Here’s what excites me most about TurboQuant: it’s not an either-or proposition with approaches like DeltaNet. They operate on completely different parts of the inference pipeline. DeltaNet reduces how many layers need a KV cache. TurboQuant reduces how much memory the remaining KV cache layers consume. Stack them together, and the savings build on top of each other.

Take Qwen3-Coder-Next as an example. With its three-to-one hybrid architecture, only 12 of 48 layers generate KV cache. The raw KV cache for those layers is relatively small thanks to aggressive GQA, but in practice, inference engines like vLLM add overhead when managing hybrid architectures. TurboQuant could compress whatever KV cache remains: its ratios are measured against FP16 baselines, so the exact savings depend on what precision you’re starting from, but the approach is the same. Combined with just 18MB of fixed DeltaNet state across 36 layers, the total memory for runtime context would be a fraction of what a traditional architecture demands.

Compare that to what a traditional full-attention 80B model with full MHA heads would require at the same context length. Without GQA, without DeltaNet, without KV cache quantization, you’d be looking at tens of gigabytes of KV cache alone. Between architectural sparsity (MoE), linear attention (DeltaNet), aggressive GQA, and now effective KV cache quantization (TurboQuant), each of these chips away at a different part of the memory budget, and they all do some pretty heavy lifting.

For consumer hardware, this matters even more. A desktop with 24GB of VRAM running a 4-bit quantized model currently has to choose between model size and context length. With TurboQuant handling the KV cache and future models adopting DeltaNet-style hybrid architectures, that tradeoff becomes far less painful. You could run larger models and maintain longer contexts on the same hardware, because the memory that used to be consumed by the KV cache is now available for model weights or additional context.

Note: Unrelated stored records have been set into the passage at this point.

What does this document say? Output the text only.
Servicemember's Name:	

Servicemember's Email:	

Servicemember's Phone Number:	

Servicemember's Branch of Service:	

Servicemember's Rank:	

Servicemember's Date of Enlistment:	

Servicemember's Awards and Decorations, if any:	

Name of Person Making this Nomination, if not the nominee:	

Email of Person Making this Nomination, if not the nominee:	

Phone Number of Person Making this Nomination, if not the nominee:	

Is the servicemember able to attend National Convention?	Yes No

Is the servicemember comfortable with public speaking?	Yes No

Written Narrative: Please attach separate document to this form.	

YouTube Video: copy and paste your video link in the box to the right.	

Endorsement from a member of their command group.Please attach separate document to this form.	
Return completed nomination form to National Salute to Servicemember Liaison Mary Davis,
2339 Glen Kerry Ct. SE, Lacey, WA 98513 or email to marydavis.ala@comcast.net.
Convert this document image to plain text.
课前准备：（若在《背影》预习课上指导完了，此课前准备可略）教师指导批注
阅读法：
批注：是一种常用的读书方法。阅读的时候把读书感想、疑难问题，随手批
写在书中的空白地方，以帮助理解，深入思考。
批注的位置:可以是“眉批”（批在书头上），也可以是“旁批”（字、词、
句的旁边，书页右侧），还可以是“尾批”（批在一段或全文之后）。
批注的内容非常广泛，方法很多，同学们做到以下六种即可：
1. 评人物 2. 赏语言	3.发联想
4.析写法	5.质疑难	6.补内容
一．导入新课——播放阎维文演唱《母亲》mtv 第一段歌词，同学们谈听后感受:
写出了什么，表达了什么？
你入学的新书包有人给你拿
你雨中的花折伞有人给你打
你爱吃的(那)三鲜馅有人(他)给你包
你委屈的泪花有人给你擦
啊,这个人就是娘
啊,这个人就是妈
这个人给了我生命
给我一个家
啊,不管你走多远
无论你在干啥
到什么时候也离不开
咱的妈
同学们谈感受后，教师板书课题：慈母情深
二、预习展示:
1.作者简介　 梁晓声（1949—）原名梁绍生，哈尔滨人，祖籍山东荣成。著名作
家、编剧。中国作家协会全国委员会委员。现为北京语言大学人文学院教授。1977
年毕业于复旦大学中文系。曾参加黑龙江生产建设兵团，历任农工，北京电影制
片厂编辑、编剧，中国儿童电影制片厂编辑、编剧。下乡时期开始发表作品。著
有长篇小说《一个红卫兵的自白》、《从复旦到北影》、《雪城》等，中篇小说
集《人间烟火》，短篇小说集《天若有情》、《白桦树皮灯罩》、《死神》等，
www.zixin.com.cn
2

Weight quantization made local LLMs possible to run on a standard consumer PC. GQA reduced the KV cache overhead. DeltaNet-style hybrid architectures cut it further by eliminating the cache from most layers entirely. And now TurboQuant compresses what remains to a mere 2.5 or 3.5 bits per channel with no calibration required. Each of these works on a different part of the memory budget, and none of them conflict with each other. The memory wall that’s kept local inference constrained is eroding from every angle, and if the trend holds, I think some larger models that currently need data center hardware will be running on desktop machines sooner than most people expect. That’s why i love TurboQuant and what it represents: it’s not what it does today, but what it could open up tomorrow.